Segundo o documento, a Lei do Ato Médico que está em vigor desde 2013, “reserva exclusivamente ao médico o diagnóstico e o tratamento das doenças. Portanto, é suficiente aos mais legítimos anseios da classe médica e da sociedade”.
Segue abaixo a íntegra da manifestação:

NOTA DE ESCLARECIMENTO AOS MÉDICOS

Brasília, 20 de julho de 2016.

O Conselho Federal de Medicina (CFM) informa à classe médica que a enquete pública sobre o Projeto de Lei do Senado (PLS) 350/2014, que altera a Lei do Ato Médico, está à disposição no site do Senado Federal há quase dois anos. Não obstante, só em recente manifestação de alguns interessados obteve significativa participação ou repercussão.

Não se trata de movimento estimulado por quem apresentou o PLS 350/2014, mas de ações de terceiros, com motivações questionáveis. A Lei do Ato Médico, em interpretação coerente com o Princípio da Legalidade, reserva exclusivamente ao médico o diagnóstico e o tratamento das doenças. Portanto, é suficiente aos mais legítimos anseios da classe médica e da sociedade.

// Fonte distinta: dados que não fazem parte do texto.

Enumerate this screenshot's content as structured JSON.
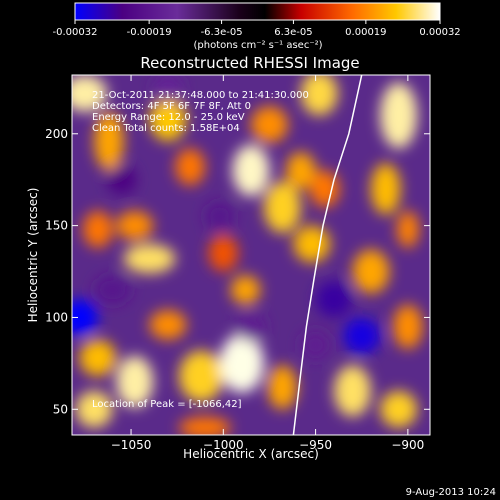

No momento não é oportuno colocar em pauta legislativa qualquer revisão ou mudança na Lei do Ato Médico.

As pertinentes discussões podem ser distorcidas por ambições políticas distantes do mérito envolvido no PLS, a partir de emendas parlamentares comumente apresentadas nessas situações. O CFM está em permanentes diligências no Senado Federal em defesa dos médicos e da sociedade.

É importante esclarecer, ainda, que os setores jurídicos do CFM, dos Conselhos Regionais de Medicina (CRMs) e da Associação Médica Brasileira (AMB) estão em trabalhos contínuos destinados à preservação das competências atribuídas com exclusividade por Lei aos médicos brasileiros.